Taxable Stock Trading with Deep Reinforcement Learning

Can machines beat humans in stock market trading? 

Machine Learning has been an area of great interest for traders because of the insane amount of money that could be made from the stock market. Arguably, Deep Reinforcement Learning can outperform human traders. However, most of the Deep Reinforcement Learning models built to date only consider the stock’s selling price minus the buying price to maximize profit. In a real-world scenario, transaction costs for buying, selling, and taxes affect the actual profit made by the investor. 

Shan Huang has discussed this approach in his research paper titled “Taxable Stock Trading with Deep Reinforcement Learning,” which forms the basis of the following text.
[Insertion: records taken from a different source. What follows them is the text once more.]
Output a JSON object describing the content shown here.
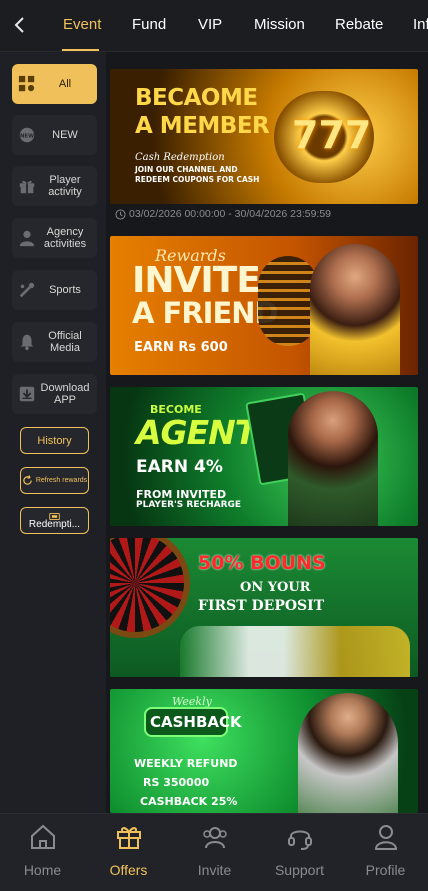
{
  "nav": {
    "tabs": [
      {
        "label": "Event",
        "active": true
      },
      {
        "label": "Fund",
        "active": false
      },
      {
        "label": "VIP",
        "active": false
      },
      {
        "label": "Mission",
        "active": false
      },
      {
        "label": "Rebate",
        "active": false
      },
      {
        "label": "Inf",
        "active": false
      }
    ]
  },
  "sidebar": {
    "items": [
      {
        "label": "All",
        "icon": "grid-cards-icon",
        "active": true
      },
      {
        "label": "NEW",
        "icon": "new-badge-icon",
        "active": false
      },
      {
        "label": "Player activity",
        "icon": "gift-icon",
        "active": false
      },
      {
        "label": "Agency activities",
        "icon": "agent-person-icon",
        "active": false
      },
      {
        "label": "Sports",
        "icon": "sports-icon",
        "active": false
      },
      {
        "label": "Official Media",
        "icon": "bell-icon",
        "active": false
      },
      {
        "label": "Download APP",
        "icon": "download-icon",
        "active": false
      }
    ],
    "history_label": "History",
    "refresh_label": "Refresh rewards",
    "redeem_label": "Redempti..."
  },
  "banners": [
    {
      "name": "become-member-banner",
      "line1": "BECAOME",
      "line2": "A MEMBER",
      "sub_script": "Cash Redemption",
      "sub1": "JOIN OUR CHANNEL AND",
      "sub2": "REDEEM COUPONS FOR CASH",
      "badge": "777"
    },
    {
      "name": "invite-friend-banner",
      "script": "Rewards",
      "line1": "INVITE",
      "line2": "A FRIEND",
      "sub": "EARN Rs 600"
    },
    {
      "name": "become-agent-banner",
      "small": "BECOME",
      "big": "AGENT",
      "earn": "EARN 4%",
      "sub1": "FROM INVITED",
      "sub2": "PLAYER'S RECHARGE"
    },
    {
      "name": "first-deposit-bonus-banner",
      "big": "50% BOUNS",
      "sub1": "ON YOUR",
      "sub2": "FIRST DEPOSIT"
    },
    {
      "name": "weekly-cashback-banner",
      "script": "Weekly",
      "big": "CASHBACK",
      "sub1": "WEEKLY REFUND",
      "sub2": "RS 350000",
      "sub3": "CASHBACK 25%"
    }
  ],
  "event_date_range": "03/02/2026 00:00:00 - 30/04/2026 23:59:59",
  "bottom_nav": [
    {
      "label": "Home",
      "icon": "home-icon",
      "active": false
    },
    {
      "label": "Offers",
      "icon": "gift-icon",
      "active": true
    },
    {
      "label": "Invite",
      "icon": "invite-people-icon",
      "active": false
    },
    {
      "label": "Support",
      "icon": "headset-icon",
      "active": false
    },
    {
      "label": "Profile",
      "icon": "person-icon",
      "active": false
    }
  ],
  "colors": {
    "accent": "#f0c15a",
    "background": "#17181c",
    "panel": "#26272c"
  }
}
Importance of this research 

The researchers have demonstrated that tax ignorance could induce more than a 62% loss on the average portfolio returns. This research paper by Shan Huang aims to maximize net portfolio returns using Deep Reinforcement Learning while considering transaction and tax calculations. 

About the research 

The research paper mentions the mathematical details of the model built for Deep Reinforcement Learning. 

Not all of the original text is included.